City Council Clears Path For Carilion, Read Mountain Development and Arts Funding

Roanoke City Council (Pic: Valerie Garner)
Roanoke City Council        (Pic: Valerie Garner)

City Council voted unanimously (with Councilwoman Anita Price absent) to remove the proffers on the old Ukrops building on Franklin Road and sell it to Carilion to use for a new outpatient clinic.  (See the story elsewhere in this newspaper about Carilion’s plans for the new clinic.)  The Planning Commission had unanimously approved the plan and no one spoke during the public hearing on the matter.

Council members heard from resident Getra Hanes-Selph who wanted them to delay action on rezoning property at 4662 and Old Mountain Road to include apartments and single family homes.  She represented the Read Mountain Road Neighborhood Association and said her neighbors found out about the plan just a few days before the Council meeting.

Selph said she and her neighbors were concerned about the “very dangerous section of road” in the area and questioned the sign announcing the zoning request saying it wasn’t in public view.

Officials with Harpear Properties asked to have the area rezoned from R-5, residential single family district to MXPUD, Mixed United Planned Development District.  Representative Jay Hough said members of the Planning Commission suggested the rezoning to modernize the country store on the site, put apartments on top, build apartment buildings and a laundromat and have it become a Village Center with sidewalks.

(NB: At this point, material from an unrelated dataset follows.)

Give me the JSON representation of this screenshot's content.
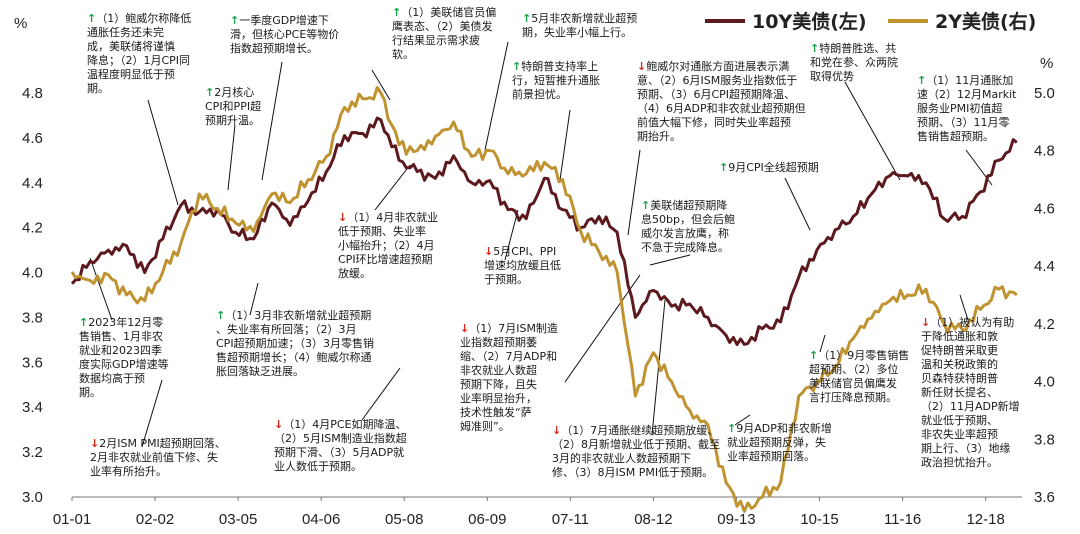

Also at issue was the amount of additional storm water runoff the development would bring.  Council was assured there would be no more runoff than there is currently.  In the end, Council felt there had been ample notice about community meetings on the project and voted unanimously to grant the rezoning request.

Council also voted unanimously to approve a public-private charitable organization to fund the arts in Roanoke.

Mayor Bowers said, “Roanoke has always spent good money for good things.”  He likened this to the building of the Roanoke Civic Center.  “We’ve done a pretty good job over 40 – 50 years now – of supporting capital improvements in the arts.  The zoo, museums, the Transportation Museum, Taubman, the Civic Center – but what I think my thought has been on this initiative is perhaps the times are changing and we need to be considering public funding of some kind in conjunction with the private funding.”

During the public hearing, representatives from the Roanoke Symphony Orchestra, Roanoke Arts Commission, Mill Mountain Theatre and other local arts groups spoke in favor of the plan.  They all reiterated the need for an endowment fund to sustain arts organizations in the Star City for the future.